- O governo quer dobrar os recursos disponíveis para financiar as exportações em 1997. A intenção é estimular as vendas ao exterior e, assim, controlar o aumento do déficit comercial no próximo ano. De janeiro a outubro deste ano, a balança registra um déficit de US$ 2,9 bilhões - um dos maiores dos últimos anos. Na proposta de Orçamento da União para 97, o financiamento às exportações deve ficar com R$ 1,093 bilhão. Quando o déficit aumenta o governo sai no desespero em busca do equilíbrio.
- Esta situação de déficit tem tudo a ver com a opinião expressa dias atrás pelo professor José Alexandre Scheinkman, da Universidade de Chicago, ao participar em São Paulo do seminário sobre ‘‘Custo Brasil e Ineficiência versus Globalização’’. Segundo ele, o Brasil ainda está muito pouco integrado com o resto do mundo, um dos fatores que seguram o crescimento da economia.
- O Brasil reduziu sua participação no comércio internacional, pelo menos entre 1980 e 1994, período em que os países emergentes mais cresceram. O coeficiente de abertura, que era de 20% em 1980, caiu para 15% em 1994. No mundo inteiro, porém, a tendência é de aumento, o que coloca o Brasil na contra-mão da história. Exemplos disso são o Chile, a Coréia e a China, cujos coeficientes foram crescendo até 50% no período.
- Apesar do fraco desempenho brasileiro, o técnico acha que a tendência é de crescimento. Para ele, o Brasil não tem condição de ter altas taxas de crescimento a exemplo de outros países emergentes sem ter uma abertura comercial maior. ‘‘Qualquer crescimento a taxas altas seria temporário.’’
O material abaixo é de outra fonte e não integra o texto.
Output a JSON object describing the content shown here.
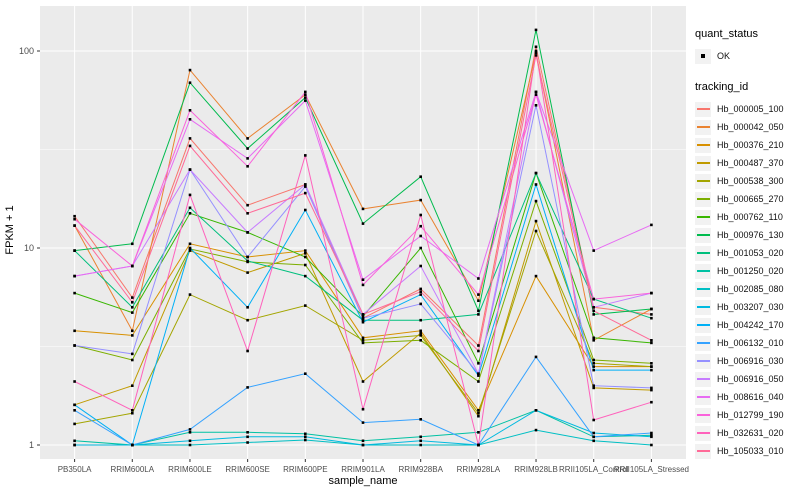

- Para aumentar o crescimento econômico é preciso também maiores investimentos no que ele chama de capital humano (saúde e educação). Estudos do Banco Mundial mostram que enquanto no Brasil só 40% da população entre 11 e 14 anos tem curso secundário, na Coréia esse índice chega a 90% e no Chile, 70%.
- Segundo ele, é preciso também aumentar o capital físico (poupança interna e investimentos externos). Para que a poupança interna aumente, as contas do governo não podem continuar negativas. Além de diminuir o déficit público, é necessário incentivar a poupança privada e um passo importante nesse sentido será a reforma da Previdência, ressalta.
- Para Scheinkman, os frequentes déficits na balança comercial não apresentam perigo no curto prazo devido às reservas altas que o Brasil possui. Porém, a longo prazo, o déficit comercial reflete em parte o déficit fiscal do governo, um problema que precisa ser combatido logo. ‘‘Se o déficit fiscal não for solucionado, vai acumular uma dívida cujo serviço vai ser um albatroz no pescoço do governo.’’
- Coeficiente de abertura econômica: exportações mais importações dividido pelo (PIB).Reposição

- Contrariando previsão de analistas, uma eventual alta do gado de reposição ainda vai demorar, na opinião do presidente do Conselho Nacional da Pecuária de Corte, João Carlos Meirelles. Só deve ocorrer dentro de um ou dois anos.
Ativo financeiro
- E Marcello Cardoso Mendonça de Barros, diretor da Pouso Alegre Agropecuária, de Campo Grande (MS), lembra que, com a estabilização econômica, o gado deixou de ser um ativo financeiro e a realidade do mercado não comporta especulação.
Magro
- O bezerro vale R$ 123,00/128,00 na praça de Araçatuba, segundo a Fundação de Estudos Luiz de Queiroz (Fealq). Na região, um boi gordo equivale ao preço de 2,96 bezerros. Nas demais regiões e Estados, bezerro vale em média R$ 120,00.
Fêmeas
- O Conselho Nacional de Pecuária de Corte estima que os abates de fêmeas têm sido 20% maiores em 1996 em relação aos anos anteriores. Para alguns observadores, a valorização será imediata. Mas nem todos concordam.
É menor
- O presidente da Associação das Indústrias Exportadoras de Carne, Ferdinando Carollo, minimiza o impacto do abate de matrizes. Com metade dos abates ainda clandestinos, faltam dados que comprovem que mais vacas estejam indo para o gancho.